Terza sconfitta consecutiva per il Pistoia Basket sotto la gestione Paolo Moretti, un k.o. dall’amarissimo sapore della retrocessione. Eppure l’allenatore aretino si è presentato tutto sommato tranquillo in sala stampa, con la consapevolezza di aver fatto il massimo per provare ad avere ragione della Pallacanestro Cantù: “Abbiamo fatto la partita che speravo, non ho niente da dire ai ragazzi – ha esordito il coach biancorosso – c’era il timore che le due sconfitte consecutive avessero fatto staccare la spina ai ragazzi, invece c’è stata una gara vera. Purtroppo abbiamo pagato a caro prezzo l’assenza di Patrik Auda contro una squadra così fisica – ha proseguito – speravo che potesse darci almeno qualche minuto, ma il giocatore ha accusato troppo dolore per scendere sul parquet”.
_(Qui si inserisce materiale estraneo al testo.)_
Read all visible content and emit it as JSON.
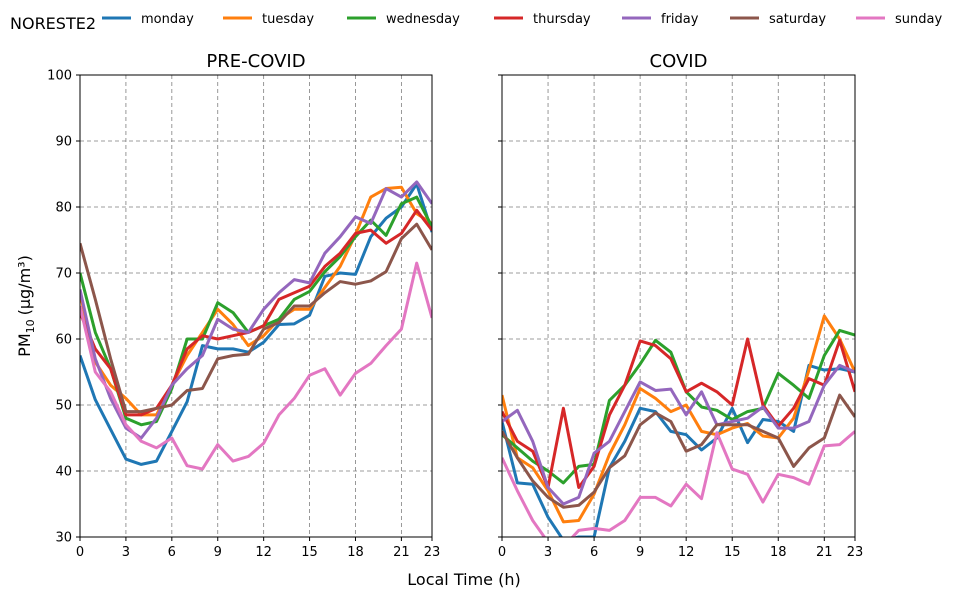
{
  "figure": {
    "station_label": "NORESTE2"
  },
  "legend_placement": "top",
  "chart_data": [
    {
      "type": "line",
      "title": "PRE-COVID",
      "xlabel": "Local Time (h)",
      "ylabel": "PM10 (µg/m³)",
      "ylabel_main": "PM",
      "ylabel_sub": "10",
      "ylabel_unit": "(µg/m³)",
      "xlim": [
        0,
        23
      ],
      "ylim": [
        30,
        100
      ],
      "xticks": [
        0,
        3,
        6,
        9,
        12,
        15,
        18,
        21,
        23
      ],
      "yticks": [
        30,
        40,
        50,
        60,
        70,
        80,
        90,
        100
      ],
      "grid": true,
      "x": [
        0,
        1,
        2,
        3,
        4,
        5,
        6,
        7,
        8,
        9,
        10,
        11,
        12,
        13,
        14,
        15,
        16,
        17,
        18,
        19,
        20,
        21,
        22,
        23
      ],
      "series": [
        {
          "name": "monday",
          "color": "#1f77b4",
          "values": [
            57.5,
            50.8,
            46.3,
            41.8,
            41.0,
            41.5,
            46.0,
            50.5,
            59.0,
            58.5,
            58.5,
            58.0,
            59.5,
            62.2,
            62.3,
            63.6,
            69.5,
            70.0,
            69.8,
            75.5,
            78.3,
            80.0,
            83.5,
            76.2
          ]
        },
        {
          "name": "tuesday",
          "color": "#ff7f0e",
          "values": [
            67.0,
            56.5,
            53.0,
            51.0,
            48.5,
            48.5,
            53.0,
            57.5,
            61.0,
            64.5,
            62.2,
            59.0,
            60.5,
            63.0,
            64.5,
            64.5,
            67.8,
            71.0,
            75.8,
            81.5,
            82.8,
            83.0,
            79.0,
            77.5
          ]
        },
        {
          "name": "wednesday",
          "color": "#2ca02c",
          "values": [
            70.0,
            61.0,
            55.5,
            48.0,
            47.0,
            47.5,
            52.5,
            60.0,
            60.0,
            65.5,
            64.0,
            61.0,
            62.0,
            63.0,
            66.0,
            67.2,
            70.2,
            72.5,
            75.5,
            78.0,
            75.7,
            80.5,
            81.5,
            77.0
          ]
        },
        {
          "name": "thursday",
          "color": "#d62728",
          "values": [
            64.0,
            58.5,
            55.5,
            48.5,
            48.5,
            49.5,
            53.0,
            58.5,
            60.5,
            60.0,
            60.5,
            61.0,
            62.0,
            66.0,
            67.0,
            68.0,
            71.0,
            73.0,
            76.0,
            76.5,
            74.5,
            76.0,
            79.5,
            76.5
          ]
        },
        {
          "name": "friday",
          "color": "#9467bd",
          "values": [
            67.5,
            57.0,
            51.0,
            46.5,
            45.0,
            48.0,
            53.0,
            55.5,
            57.5,
            63.0,
            61.5,
            61.0,
            64.5,
            67.0,
            69.0,
            68.5,
            73.0,
            75.5,
            78.5,
            77.5,
            82.8,
            81.5,
            83.8,
            80.5
          ]
        },
        {
          "name": "saturday",
          "color": "#8c564b",
          "values": [
            74.5,
            66.0,
            57.0,
            49.0,
            49.0,
            49.5,
            50.0,
            52.2,
            52.5,
            57.0,
            57.5,
            57.7,
            61.5,
            62.5,
            65.0,
            65.0,
            67.0,
            68.7,
            68.3,
            68.8,
            70.2,
            75.2,
            77.4,
            73.5
          ]
        },
        {
          "name": "sunday",
          "color": "#e377c2",
          "values": [
            65.0,
            55.0,
            52.0,
            47.0,
            44.5,
            43.5,
            45.0,
            40.8,
            40.3,
            44.0,
            41.5,
            42.2,
            44.2,
            48.5,
            51.0,
            54.5,
            55.5,
            51.5,
            54.8,
            56.3,
            59.0,
            61.5,
            71.5,
            63.2
          ]
        }
      ]
    },
    {
      "type": "line",
      "title": "COVID",
      "xlim": [
        0,
        23
      ],
      "ylim": [
        30,
        100
      ],
      "xticks": [
        0,
        3,
        6,
        9,
        12,
        15,
        18,
        21,
        23
      ],
      "yticks": [
        30,
        40,
        50,
        60,
        70,
        80,
        90,
        100
      ],
      "grid": true,
      "x": [
        0,
        1,
        2,
        3,
        4,
        5,
        6,
        7,
        8,
        9,
        10,
        11,
        12,
        13,
        14,
        15,
        16,
        17,
        18,
        19,
        20,
        21,
        22,
        23
      ],
      "series": [
        {
          "name": "monday",
          "color": "#1f77b4",
          "values": [
            47.5,
            38.2,
            38.0,
            33.0,
            29.5,
            30.0,
            30.0,
            40.5,
            44.5,
            49.5,
            49.0,
            46.0,
            45.5,
            43.2,
            45.0,
            49.5,
            44.3,
            47.8,
            47.5,
            46.0,
            56.0,
            55.3,
            55.5,
            55.0
          ]
        },
        {
          "name": "tuesday",
          "color": "#ff7f0e",
          "values": [
            51.5,
            42.0,
            40.5,
            37.0,
            32.3,
            32.5,
            36.5,
            42.5,
            47.0,
            52.5,
            51.0,
            49.0,
            50.0,
            46.0,
            45.5,
            46.5,
            47.2,
            45.3,
            45.0,
            48.0,
            55.3,
            63.5,
            60.0,
            55.0
          ]
        },
        {
          "name": "wednesday",
          "color": "#2ca02c",
          "values": [
            45.5,
            43.5,
            41.5,
            40.0,
            38.2,
            40.7,
            41.0,
            50.7,
            53.0,
            56.2,
            59.8,
            58.0,
            52.0,
            49.7,
            49.2,
            47.8,
            49.0,
            49.5,
            54.8,
            53.0,
            51.0,
            57.5,
            61.3,
            60.6
          ]
        },
        {
          "name": "thursday",
          "color": "#d62728",
          "values": [
            49.0,
            44.5,
            43.0,
            37.5,
            49.5,
            37.5,
            40.7,
            48.5,
            53.0,
            59.7,
            59.0,
            57.0,
            52.0,
            53.3,
            52.0,
            50.0,
            60.0,
            50.0,
            46.8,
            49.5,
            54.0,
            53.0,
            59.8,
            52.0
          ]
        },
        {
          "name": "friday",
          "color": "#9467bd",
          "values": [
            47.5,
            49.2,
            44.5,
            37.5,
            35.0,
            36.0,
            42.7,
            44.5,
            49.0,
            53.5,
            52.2,
            52.4,
            48.5,
            52.0,
            47.0,
            47.5,
            48.0,
            49.7,
            46.5,
            46.5,
            47.5,
            53.0,
            56.0,
            55.0
          ]
        },
        {
          "name": "saturday",
          "color": "#8c564b",
          "values": [
            46.0,
            42.0,
            38.5,
            36.0,
            34.5,
            34.8,
            36.8,
            40.5,
            42.3,
            47.0,
            48.8,
            47.5,
            43.0,
            44.0,
            47.0,
            47.0,
            47.0,
            46.0,
            45.0,
            40.7,
            43.5,
            45.0,
            51.5,
            48.2
          ]
        },
        {
          "name": "sunday",
          "color": "#e377c2",
          "values": [
            42.0,
            37.0,
            32.5,
            29.2,
            28.5,
            31.0,
            31.3,
            31.0,
            32.5,
            36.0,
            36.0,
            34.7,
            38.0,
            35.8,
            45.8,
            40.3,
            39.5,
            35.3,
            39.5,
            39.0,
            38.0,
            43.8,
            44.0,
            46.0
          ]
        }
      ]
    }
  ]
}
E allora Moretti ha dovuto ricorrere a delle soluzioni di emergenza: “Ho mischiato un po’ le carte per mascherare il gap, dando anche tanti minuti a Crosariol, ma non è bastato – ha ammesso – tuttavia a rimbalzo abbiamo tenuto, mettendoci grinta e voglia”. Come al solito l’OriOra ha fatto un gran primo tempo, per poi crollare nel terzo e quarto periodo: “Siamo andati molto bene nei primi venti minuti, reggendo benissimo in difesa – ha affermato il coach – peccato non aver tenuto la testa avanti all’intervallo per qualche disattenzione. Nel secondo tempo invece non abbiamo attaccato bene l’area, siamo stati troppo perimetrali. E abbiamo avuto pochi punti dalla panchina per poterci dare il cambio di marcia. Complessivamente c’è stata buona qualità della produzione offensiva – ha proseguito – purtroppo è mancata la quantità. Ma ripeto, non posso imputare nulla ai ragazzi, ci hanno messo grande disponibilità e grande voglia”. Se non fosse per il 20-0 a tavolino con Milano, Pistoia sarebbe retrocessa: “Questa era una grande chance che non abbiamo raccolto, c’è grande dispiacere – ha concluso – adesso attendiamo i risultati delle altre, ma è durissima”.